ELOGIO FÚNEBRE A TIO JOÃOZINHO
João Alves, de seu nome de casa, Nhô Djonsinho, epíteto que deu nome à rua onde morava, na Achada Santo António, de há 50 anos, natural da Ilha do Fogo, nascido a 06 de Abril de 1924, despede-se, é como se nos tivesse oferecido uma derradeira arcada longa, longa de 88 anos de melodias, de harmonias, de desarmonias, de consonâncias divertidas em “Dó Maior” e de chagas dolentes em “Si menor” e de ânsias futuristas em “Sol Maior”. Deixou-nos o mestre do violino, o pai, o cidadão, o amigo, o pedreiro de tantas pedras talhadas e de tantas paredes erguidas neste chão Pátrio.
Ele, João Alves, último da linhagem do meu falecido pai, acaba de nos deixar, para, na constelação dos grandes brilhar como aqueles cuja obra transcende os limites territoriais das ilhas que os viu nascer. A obra de João Alves é um rico testemunho de como se constrói e se protege uma família, de como se tutela os tomados e educados como filhos, de como se cultiva a benquerença.

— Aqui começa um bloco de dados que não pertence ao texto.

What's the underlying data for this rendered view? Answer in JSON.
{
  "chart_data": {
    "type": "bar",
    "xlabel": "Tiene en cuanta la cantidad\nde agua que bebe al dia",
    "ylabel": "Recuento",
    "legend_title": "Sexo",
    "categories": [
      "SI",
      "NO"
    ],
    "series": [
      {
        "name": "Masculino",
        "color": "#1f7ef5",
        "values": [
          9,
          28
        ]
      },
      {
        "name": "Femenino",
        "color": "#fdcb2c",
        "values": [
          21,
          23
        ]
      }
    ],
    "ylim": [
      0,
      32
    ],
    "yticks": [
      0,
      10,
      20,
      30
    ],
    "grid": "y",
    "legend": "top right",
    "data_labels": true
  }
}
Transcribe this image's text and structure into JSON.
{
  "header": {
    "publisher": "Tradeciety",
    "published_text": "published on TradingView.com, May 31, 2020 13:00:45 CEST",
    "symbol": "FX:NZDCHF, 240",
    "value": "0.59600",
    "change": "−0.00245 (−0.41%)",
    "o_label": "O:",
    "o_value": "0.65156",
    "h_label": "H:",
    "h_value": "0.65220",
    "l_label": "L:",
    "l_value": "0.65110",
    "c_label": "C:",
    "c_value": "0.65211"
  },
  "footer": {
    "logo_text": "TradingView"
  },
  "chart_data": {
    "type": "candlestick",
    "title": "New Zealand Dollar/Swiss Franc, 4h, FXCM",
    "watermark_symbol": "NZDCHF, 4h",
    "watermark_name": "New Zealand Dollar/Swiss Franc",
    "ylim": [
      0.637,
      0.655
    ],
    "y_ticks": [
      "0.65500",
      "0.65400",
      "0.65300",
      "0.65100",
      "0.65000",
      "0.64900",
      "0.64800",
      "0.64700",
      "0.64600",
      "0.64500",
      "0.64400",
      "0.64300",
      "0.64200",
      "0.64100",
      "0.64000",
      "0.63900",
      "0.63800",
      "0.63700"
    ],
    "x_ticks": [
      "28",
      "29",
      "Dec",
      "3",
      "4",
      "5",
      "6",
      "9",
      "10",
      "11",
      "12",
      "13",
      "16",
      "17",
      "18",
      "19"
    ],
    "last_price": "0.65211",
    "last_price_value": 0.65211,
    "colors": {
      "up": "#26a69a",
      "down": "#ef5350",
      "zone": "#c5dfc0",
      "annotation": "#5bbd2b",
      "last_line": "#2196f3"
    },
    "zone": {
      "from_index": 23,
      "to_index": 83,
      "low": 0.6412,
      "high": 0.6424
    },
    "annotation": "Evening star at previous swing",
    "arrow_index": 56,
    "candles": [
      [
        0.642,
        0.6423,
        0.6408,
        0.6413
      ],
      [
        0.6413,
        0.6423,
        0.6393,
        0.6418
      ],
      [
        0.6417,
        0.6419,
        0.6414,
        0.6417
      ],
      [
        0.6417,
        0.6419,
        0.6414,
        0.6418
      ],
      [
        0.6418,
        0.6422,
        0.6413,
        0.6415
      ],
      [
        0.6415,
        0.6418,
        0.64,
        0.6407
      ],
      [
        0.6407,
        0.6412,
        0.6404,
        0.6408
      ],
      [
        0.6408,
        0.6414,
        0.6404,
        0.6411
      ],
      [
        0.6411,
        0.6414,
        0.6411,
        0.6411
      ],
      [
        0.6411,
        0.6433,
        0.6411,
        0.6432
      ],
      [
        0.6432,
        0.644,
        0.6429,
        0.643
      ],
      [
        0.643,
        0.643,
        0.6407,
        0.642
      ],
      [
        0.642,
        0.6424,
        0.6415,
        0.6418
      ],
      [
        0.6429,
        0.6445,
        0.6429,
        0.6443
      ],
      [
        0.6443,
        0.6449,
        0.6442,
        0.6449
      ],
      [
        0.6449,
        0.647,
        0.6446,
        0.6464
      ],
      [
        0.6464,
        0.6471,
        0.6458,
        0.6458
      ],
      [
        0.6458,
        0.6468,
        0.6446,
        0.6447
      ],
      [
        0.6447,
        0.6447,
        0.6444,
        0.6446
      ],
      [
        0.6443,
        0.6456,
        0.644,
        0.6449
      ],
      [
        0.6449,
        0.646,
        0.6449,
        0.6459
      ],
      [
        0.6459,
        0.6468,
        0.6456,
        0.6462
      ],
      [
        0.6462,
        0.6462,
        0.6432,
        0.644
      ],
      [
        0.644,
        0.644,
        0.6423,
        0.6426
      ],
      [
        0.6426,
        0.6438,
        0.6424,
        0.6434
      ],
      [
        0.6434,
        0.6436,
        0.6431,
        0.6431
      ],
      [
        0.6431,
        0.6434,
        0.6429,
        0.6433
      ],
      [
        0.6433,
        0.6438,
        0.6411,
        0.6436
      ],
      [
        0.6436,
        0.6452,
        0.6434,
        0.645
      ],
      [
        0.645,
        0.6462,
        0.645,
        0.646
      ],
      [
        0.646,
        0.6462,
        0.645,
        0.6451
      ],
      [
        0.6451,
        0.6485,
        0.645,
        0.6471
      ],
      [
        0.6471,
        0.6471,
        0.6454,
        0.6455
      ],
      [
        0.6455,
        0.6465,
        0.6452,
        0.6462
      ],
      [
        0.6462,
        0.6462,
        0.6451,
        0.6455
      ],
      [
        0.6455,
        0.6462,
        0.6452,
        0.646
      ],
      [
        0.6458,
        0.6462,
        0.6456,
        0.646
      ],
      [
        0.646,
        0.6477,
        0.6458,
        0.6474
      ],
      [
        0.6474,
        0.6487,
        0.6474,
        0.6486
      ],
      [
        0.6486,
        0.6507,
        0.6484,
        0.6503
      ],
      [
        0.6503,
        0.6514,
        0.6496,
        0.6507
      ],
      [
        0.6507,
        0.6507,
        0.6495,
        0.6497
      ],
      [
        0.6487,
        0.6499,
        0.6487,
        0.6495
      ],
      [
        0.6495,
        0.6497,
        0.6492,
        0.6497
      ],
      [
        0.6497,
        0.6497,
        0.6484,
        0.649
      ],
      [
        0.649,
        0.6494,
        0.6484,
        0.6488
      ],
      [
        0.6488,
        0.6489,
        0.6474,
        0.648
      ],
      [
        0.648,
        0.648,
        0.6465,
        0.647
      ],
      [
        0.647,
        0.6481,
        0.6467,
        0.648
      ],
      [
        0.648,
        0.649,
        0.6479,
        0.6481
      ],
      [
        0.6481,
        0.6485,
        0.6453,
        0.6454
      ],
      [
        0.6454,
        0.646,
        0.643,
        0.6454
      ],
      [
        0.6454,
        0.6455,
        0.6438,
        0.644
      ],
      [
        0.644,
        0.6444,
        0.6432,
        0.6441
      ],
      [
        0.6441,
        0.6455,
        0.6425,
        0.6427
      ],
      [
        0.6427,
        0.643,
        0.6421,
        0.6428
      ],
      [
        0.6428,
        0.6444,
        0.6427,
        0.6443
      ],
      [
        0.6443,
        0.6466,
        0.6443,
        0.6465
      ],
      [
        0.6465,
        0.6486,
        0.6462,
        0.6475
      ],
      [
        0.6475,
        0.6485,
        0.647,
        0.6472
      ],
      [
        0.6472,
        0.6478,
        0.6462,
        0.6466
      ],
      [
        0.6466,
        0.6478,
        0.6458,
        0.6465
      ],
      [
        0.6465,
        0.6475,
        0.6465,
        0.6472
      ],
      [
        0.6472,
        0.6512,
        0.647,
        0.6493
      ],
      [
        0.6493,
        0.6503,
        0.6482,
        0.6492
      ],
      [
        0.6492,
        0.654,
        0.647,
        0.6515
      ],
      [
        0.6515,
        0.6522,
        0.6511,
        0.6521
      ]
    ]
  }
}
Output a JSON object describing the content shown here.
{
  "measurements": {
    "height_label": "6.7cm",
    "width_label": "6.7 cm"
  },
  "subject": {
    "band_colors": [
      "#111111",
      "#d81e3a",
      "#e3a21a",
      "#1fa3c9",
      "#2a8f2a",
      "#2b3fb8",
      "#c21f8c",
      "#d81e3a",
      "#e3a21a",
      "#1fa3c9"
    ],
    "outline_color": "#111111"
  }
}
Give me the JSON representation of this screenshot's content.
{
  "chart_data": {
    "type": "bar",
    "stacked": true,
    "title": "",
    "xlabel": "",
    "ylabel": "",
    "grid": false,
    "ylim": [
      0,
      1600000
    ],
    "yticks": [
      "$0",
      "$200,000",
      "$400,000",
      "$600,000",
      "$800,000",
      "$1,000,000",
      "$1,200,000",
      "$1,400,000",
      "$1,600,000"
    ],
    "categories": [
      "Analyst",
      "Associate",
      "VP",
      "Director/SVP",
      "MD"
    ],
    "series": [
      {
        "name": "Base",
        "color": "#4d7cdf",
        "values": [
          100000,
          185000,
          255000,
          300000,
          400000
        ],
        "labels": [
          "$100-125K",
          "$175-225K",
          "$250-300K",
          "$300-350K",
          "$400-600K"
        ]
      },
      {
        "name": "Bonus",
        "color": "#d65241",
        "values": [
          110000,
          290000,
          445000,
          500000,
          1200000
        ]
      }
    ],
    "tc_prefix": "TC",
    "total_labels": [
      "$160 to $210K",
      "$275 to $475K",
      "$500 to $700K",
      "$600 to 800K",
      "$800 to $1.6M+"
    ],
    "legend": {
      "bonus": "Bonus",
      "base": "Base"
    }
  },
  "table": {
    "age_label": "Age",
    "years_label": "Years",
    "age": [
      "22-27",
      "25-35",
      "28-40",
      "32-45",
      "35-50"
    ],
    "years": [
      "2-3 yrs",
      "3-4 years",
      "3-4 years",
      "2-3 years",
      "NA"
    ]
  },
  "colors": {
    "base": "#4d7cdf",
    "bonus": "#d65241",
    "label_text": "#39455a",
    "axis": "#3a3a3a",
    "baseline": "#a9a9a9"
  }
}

Nhô Djonzinho Alves está no epicentro dos êxitos que marcaram e produziram a contemporaneidade do panorama musical caboverdiano. Músico, violinista com mãos de pedreiro, profissão que sempre abraçou com igual competência, que, de dia, de ferramenta em punho construía moradias, à tardinha ensaiava melodias, dando corpo à música com o violino que o acompanhou há vários anos e, aos fins-de-semana, animava os sítios onde era chamado a actuar. Para Nhô Djonsinho, a música representava um estado de espírito, mas ao mesmo tempo uma sabedoria que, com mestria soube tocar a alma dos filhos e de todos aqueles que compartiam dessa escola de virtudes.
No momento da morte de um grande, sentimo-nos demasiado pequenos para compreender e explicar a humildade, a tolerância e a grandeza de espírito dos homens de bem, acontecimento que neste momento se celebra. Contudo, somos suficientemente adultos para nunca esquecer deste ícone vivo e do legado a nós deixado, porque de grandeza humana e universal.
A memória de João Alves, do Tio Djonzinho, fixa-se no rosto da letra que dá nome à sua rua, e, fixa-se, também, para todo o sempre, na sua carreira musical, fazendo da música uma arma da continuidade do imprescindível ao sustento da identidade de um povo, mas também um instrumento de promoção da música e da civilidade e da promoção dos valores da cultura nacional. Por isso tudo, por tudo o que fizeste, construíste e nos deixaste, atrevo-me a dizer com toda a classe, provaste como se conquista o “ Mestrado na Universidade da Vida”.
Meu caro amigo, meu tio, meu artista, meu inspirador. Nada disseste. Não disseste se “Vais Voltar” para uma “Tocatina de Domingo” à varanda fresca da tua casa, ou para me contares as histórias antigas, as de como meteste os meninos no Lá-Mi-Ré da arte de criar arte.
Partiste com a idade do teu primo irmão, meu pai, 88 anos, de forma serena, deixando-nos mais tristes, mais sós e mais órfãos, mas, ao mesmo tempo, mais fortes, mais homens! Seremos, pois, na partitura das nossas vidas e da nossa indefectível consanguinidade, os novos maestros, os donos de mão segura do teu exemplo, como forma de honrar a tua memória.
Meu caro amigo, meu tio, meu mestre, meu artista, meu inspirador, se eu tivesse o engenho e a arte dir-te-ia coisas ainda mais lindas do que estas arrancadas do canteiro destroçado do meu peito.
Lembrando uma das tuas singulares arcadas e, orando, pediria ao “Senhor para escutar a minha prece”, dizendo-lhe que estamos aqui para nos despedirmos de ti. Dizendo-lhe que a suavidade da tua alma merece as honras e as excelências do paraíso que te acolherá.
Estamos todos, dizendo-te, num curto adeus de sonoridades, que ouviremos as tuas melodias para que a tristeza se converta num fio de esperanças novas e de dias cheios de ventura e de fraternidade.
Descansa em paz, no reino do Senhor, disse a Igreja de Deus, e na paz dos poetas, cantores, criadores de boniteza e de embalos, dir-te-emos. Até sempre.